Chilled out tadpoles defy climate odds

University of Queensland researchers have discovered a previously unknown mechanism that allows tadpoles in cold environments to mitigate the detrimental effects of ultraviolet (UV) radiation.

Funder: JTB paper: This work was supported by an Australian Research Council Discovery grant awarded to CEF and RLC (DP190102152). Coen Hird was supported by an Australian Government Research Training Scholarship and a Ric Nattrass Research Grant from the Queensland Frog Society. JEZ paper: Coen Hird was supported by an Australian Government Research Training Scholarship.

Media release

From: The University of Queensland

University of Queensland researchers have discovered a previously unknown mechanism that allows tadpoles in cold environments to mitigate the detrimental effects of ultraviolet (UV) radiation.

The study, led by Coen Hird from UQ’s School of the Environment, challenges previous assumptions about the vulnerability of amphibians to climate change and sheds light on their remarkable resilience.

“Amphibians are particularly vulnerable to UV exposure, experiencing increased mortality, defects, slowed development, DNA damage, physiological changes and reduced fitness,” Mr Hird said.

“Traditionally it was thought high UV levels combined with cool temperatures had severe impacts on amphibian health.

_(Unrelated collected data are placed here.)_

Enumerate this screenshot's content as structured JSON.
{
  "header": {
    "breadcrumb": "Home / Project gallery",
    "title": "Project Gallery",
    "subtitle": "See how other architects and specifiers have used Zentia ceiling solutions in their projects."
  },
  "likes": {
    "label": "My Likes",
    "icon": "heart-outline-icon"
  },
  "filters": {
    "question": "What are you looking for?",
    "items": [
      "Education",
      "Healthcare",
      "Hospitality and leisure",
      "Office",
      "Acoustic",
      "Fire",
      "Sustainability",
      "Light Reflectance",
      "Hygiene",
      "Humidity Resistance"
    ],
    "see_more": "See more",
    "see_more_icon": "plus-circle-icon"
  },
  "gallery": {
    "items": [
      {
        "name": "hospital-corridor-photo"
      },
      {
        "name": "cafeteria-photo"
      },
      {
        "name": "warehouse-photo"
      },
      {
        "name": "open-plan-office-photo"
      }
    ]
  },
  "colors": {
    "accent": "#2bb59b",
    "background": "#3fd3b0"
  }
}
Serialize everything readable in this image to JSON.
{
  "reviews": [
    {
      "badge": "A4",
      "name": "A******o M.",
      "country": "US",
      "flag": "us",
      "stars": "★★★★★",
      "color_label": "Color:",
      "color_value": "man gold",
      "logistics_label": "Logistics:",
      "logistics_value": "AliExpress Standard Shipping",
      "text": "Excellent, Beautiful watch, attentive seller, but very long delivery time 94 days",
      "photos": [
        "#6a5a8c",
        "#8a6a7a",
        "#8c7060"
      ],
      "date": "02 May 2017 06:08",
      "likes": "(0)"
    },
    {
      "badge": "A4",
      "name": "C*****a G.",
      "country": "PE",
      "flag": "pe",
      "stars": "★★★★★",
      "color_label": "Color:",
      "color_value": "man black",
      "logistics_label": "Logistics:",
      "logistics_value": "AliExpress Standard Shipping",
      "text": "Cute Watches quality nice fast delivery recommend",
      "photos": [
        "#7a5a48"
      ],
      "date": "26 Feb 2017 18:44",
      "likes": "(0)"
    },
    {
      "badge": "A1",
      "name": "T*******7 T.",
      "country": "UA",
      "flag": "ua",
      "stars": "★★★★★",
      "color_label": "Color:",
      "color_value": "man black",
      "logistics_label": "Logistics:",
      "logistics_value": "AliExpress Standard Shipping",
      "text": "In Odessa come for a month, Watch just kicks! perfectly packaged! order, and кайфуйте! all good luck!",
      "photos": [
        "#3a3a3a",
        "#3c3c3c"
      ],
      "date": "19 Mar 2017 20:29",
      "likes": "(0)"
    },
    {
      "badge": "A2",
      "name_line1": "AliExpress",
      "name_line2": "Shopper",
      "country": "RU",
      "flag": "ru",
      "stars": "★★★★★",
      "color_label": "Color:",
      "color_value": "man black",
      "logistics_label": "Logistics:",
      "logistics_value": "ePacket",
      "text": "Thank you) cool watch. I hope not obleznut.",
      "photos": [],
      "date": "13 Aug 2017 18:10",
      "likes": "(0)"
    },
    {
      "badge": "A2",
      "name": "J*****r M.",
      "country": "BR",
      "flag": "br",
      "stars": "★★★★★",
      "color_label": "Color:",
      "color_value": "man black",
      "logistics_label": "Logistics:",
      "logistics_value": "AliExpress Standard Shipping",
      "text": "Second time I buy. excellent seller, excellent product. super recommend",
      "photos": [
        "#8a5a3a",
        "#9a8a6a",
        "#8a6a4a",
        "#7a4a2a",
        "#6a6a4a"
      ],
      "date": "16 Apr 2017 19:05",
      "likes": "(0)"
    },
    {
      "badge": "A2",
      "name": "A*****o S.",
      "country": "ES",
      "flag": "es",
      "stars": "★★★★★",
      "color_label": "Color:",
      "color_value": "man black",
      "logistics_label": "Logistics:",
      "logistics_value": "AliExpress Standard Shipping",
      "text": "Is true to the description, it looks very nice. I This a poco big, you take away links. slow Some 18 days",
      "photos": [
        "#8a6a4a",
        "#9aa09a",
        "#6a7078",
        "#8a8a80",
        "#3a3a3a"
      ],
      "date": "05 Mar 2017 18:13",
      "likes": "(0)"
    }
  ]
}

“But our study reveals tadpoles raised in cold environments can counteract the negative effects of UV exposure on DNA damage by acclimating to the conditions.”

The researchers used the larvae of the Striped Marsh Frog, a species found in diverse climates across Australia, and known for thriving in wet habitats like lakes and ponds.

They compared DNA damage from UV exposure in tadpoles reared at different temperatures – cold versus warm.

“The tadpoles exposed to UV in cooler temperatures were able to completely compensate for UV-induced damage, through thermal acclimation,” Mr Hird said.

“This suggests that as climate change and ozone depletion continue to modify temperatures and UV exposure, species with greater capacity for acclimatisation may be more resilient.”

The researchers also looked at what was driving the acclimation.

“We expected to find that because tadpoles reared in cold temperatures turned very dark, the melanin produced to make that transformation protected their DNA against UV radiation,” Mr Hird said.

“But to our surprise, we discovered this was not the case at all.

“Instead, the tadpoles likely alter or increase their DNA repair enzymes to counteract the impact of cold temperatures on UV-induced DNA damage.

“This opens the door to a new understanding of how amphibians adapt to changing environments and is testament to their resilience in the face of climate challenges.”

Mr Hird said the research findings are significant.

“Conservationists can now include this capacity for acclimatisation when forecasting how amphibians will react to changing climates and land use,” he said.

“There may also be broader implications for understanding how various species adapt to environmental changes, offering hope for the conservation of vulnerable ecosystems worldwide.”

The research is published in the Journal of Thermal Biology and JEZ-A Ecological and Integrative Physiology.